Expose libpq client lexer
Currently, the provided parser aborts processing on any error. This is problematic for anything that would like to resume on processing, for example, lsp type implementations that would want to parse larger files and not be limited to stopping on first error.
The libpq lexer would do this and guarantee that statements would be 1:1 as to how they are seen in psql, and would additionally allow for other psql commands like backslash commands \if, \endif etc to be at least removed or possibly even handled the same way the server would handle them, which would lower the downstream parsing burden and improve compatibility with the server parsing outcomes.
Hacking around a bit, I was able to work out a simple program that exposed psqlscan.l and related functions and do some basic lexing that could sit in front of an lsp implementation. To do this though, I had to rip out various things and hand compile, the postgres build system is complex and I was not able to get it to work out of standard make. I'm thinking that this the right project to utilize to solve that particular problem, basically, expose the statement lexer and return a list of high level primitives (statement, backslash command etc) along with character start/end in the strem, and return them. This could be then fed back into the parsing API or utilized in some other deeper parsing implementation.
What do you think?
Thanks for reaching out! To capture my understanding:
- The main use case here is statement splitting
- You're looking to recover better from errors, so the parser is not a fit for this
It was briefly mentioned in the Postgres LSP issue, but I'm not sure if you saw that: libpg_query already exposes the regular Postgres query lexer in pg_query_scan, which is also used to offer pg_query_split_with_scanner.

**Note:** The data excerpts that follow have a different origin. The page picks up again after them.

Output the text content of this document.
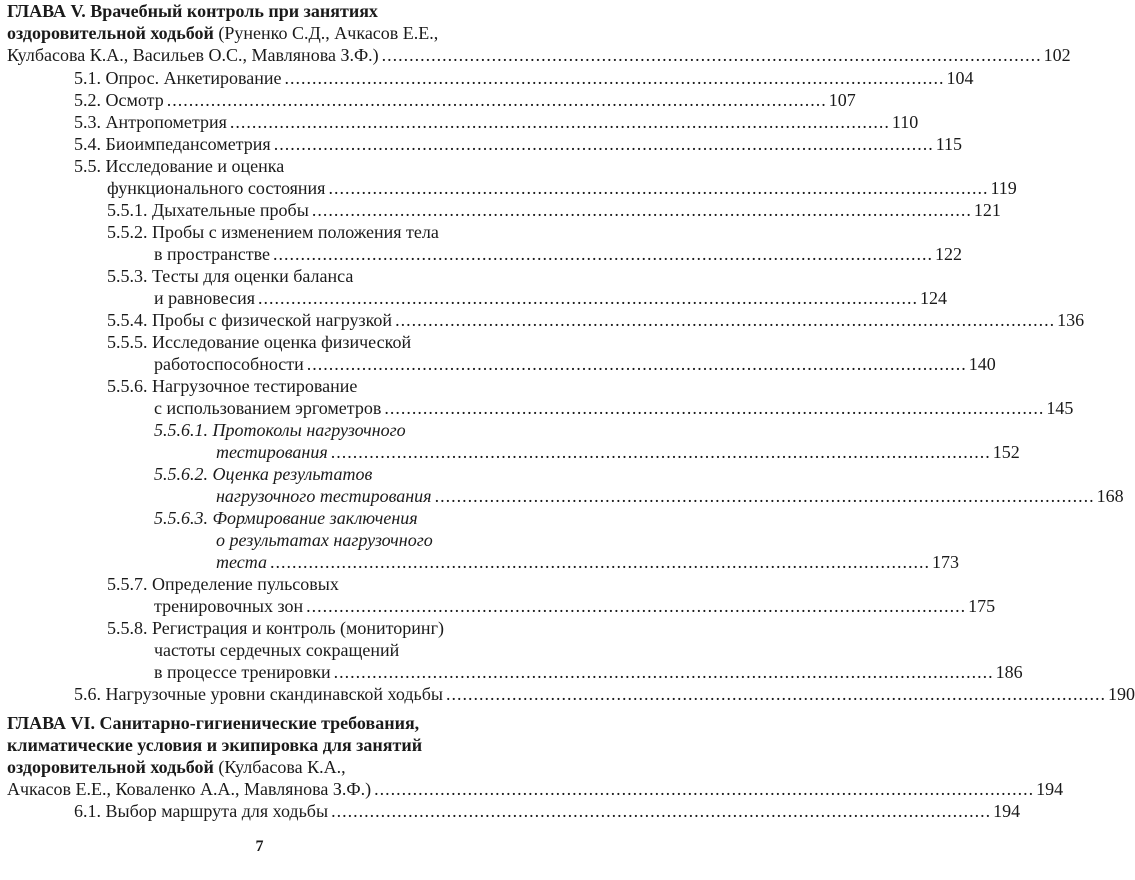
ГЛАВА V. Врачебный контроль при занятиях
оздоровительной ходьбой (Руненко С.Д., Ачкасов Е.Е.,
Кулбасова К.А., Васильев О.С., Мавлянова З.Ф.) ........................................................................................................................ 102
5.1. Опрос. Анкетирование ........................................................................................................................ 104
5.2. Осмотр ........................................................................................................................ 107
5.3. Антропометрия ........................................................................................................................ 110
5.4. Биоимпедансометрия ........................................................................................................................ 115
5.5. Исследование и оценка
функционального состояния ........................................................................................................................ 119
5.5.1. Дыхательные пробы ........................................................................................................................ 121
5.5.2. Пробы с изменением положения тела
в пространстве ........................................................................................................................ 122
5.5.3. Тесты для оценки баланса
и равновесия ........................................................................................................................ 124
5.5.4. Пробы с физической нагрузкой ........................................................................................................................ 136
5.5.5. Исследование оценка физической
работоспособности ........................................................................................................................ 140
5.5.6. Нагрузочное тестирование
с использованием эргометров ........................................................................................................................ 145
5.5.6.1. Протоколы нагрузочного
тестирования ........................................................................................................................ 152
5.5.6.2. Оценка результатов
нагрузочного тестирования ........................................................................................................................ 168
5.5.6.3. Формирование заключения
о результатах нагрузочного
теста ........................................................................................................................ 173
5.5.7. Определение пульсовых
тренировочных зон ........................................................................................................................ 175
5.5.8. Регистрация и контроль (мониторинг)
частоты сердечных сокращений
в процессе тренировки ........................................................................................................................ 186
5.6. Нагрузочные уровни скандинавской ходьбы ........................................................................................................................ 190
ГЛАВА VI. Санитарно-гигиенические требования,
климатические условия и экипировка для занятий
оздоровительной ходьбой (Кулбасова К.А.,
Ачкасов Е.Е., Коваленко А.А., Мавлянова З.Ф.) ........................................................................................................................ 194
6.1. Выбор маршрута для ходьбы ........................................................................................................................ 194
7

Can you confirm that besides the missing psql metacommand support, this existing facility also has other challenges that make it not a fit for the use case?
Definitely open to adding the psql lexer as well (it should be possible), but maintaining any additional scan/parse code carries a maintenance burden, and so I'd like to fully understand the use case first :)
Sure, thanks for responding. The basic issue is that pg_query_scan sits over backend try / catch macros and aborts when seeing an error. This is fine for the backend implementation as it's basically processing one query at a time. I did try and whack around the bison component a bit and got no where, this is all black magic to me :-). This is all memorialized PgQuerySplitResult with it's single returned error. A partially returned parse state in event of error would also be wonderful but I don't know if that's possible.
What's missing here is front end pre-processing in the pg_query_scan interface, so lex out the commands first before runnning bison parsing, exactly as is one in libpq. Client side paring is extremely simple, offering only 4 parsing outcomes, with a tiny bit of complexity on the backslash commands to eat up the tokens.
See here; if a statement splitter could break up statements, this would allow for a more streaming style interface that only maintains context command to command. This could bolt on to the pg_query api with something like,
pg_query_get_command(const char * input) -> struct { comand_type, length int}
command_type being one of, backslash or query, more or less directly proxying the scan result interface That could then be passed back into pg_query_parse, copying first to set length for local parse since pg_query_parse does not take input length, then repeating. There maybe better ways to do this, just framing the general need.
Edit: adding a little more context on general use case. LSP implementations will be very kneecapped since they would be operating from a file basically, and would want to focus on 'this' statement, the one the user is editing, only. Any parsing fuss above that in the file itself would render that unfunctional.
In order to get something like this compiled I cribbed a bit from pg_bench. pg_bench has a very similar use case: pull off statements from a user provided file, process metacommands locally if needed, and send the rest out. In pg_query's case, the 'rest out' would be to downstream parsing. Multi statement input would then be at absolute parity with psql, which IMNSHO is a good thing :-).
In order to hand compile a simple statement splitter, I copied and pasted exprscan.c (itself being generated from exprscan.l during standard compilation, then hacked my own headerfile via a reduced pg_bench.h trimming out the various things not related to statement parsing. Also had to inline strtoint64 and strtodouble for some reason. This was complied using backend, not frontend or extension compiling environment. Basically a hacked up and simplied pg_bench.
I'm not very good with Make, so I'd need to study a bit how you'd get this into pg_query if that was the general inclination. The flex dependency might be a concern; not sure.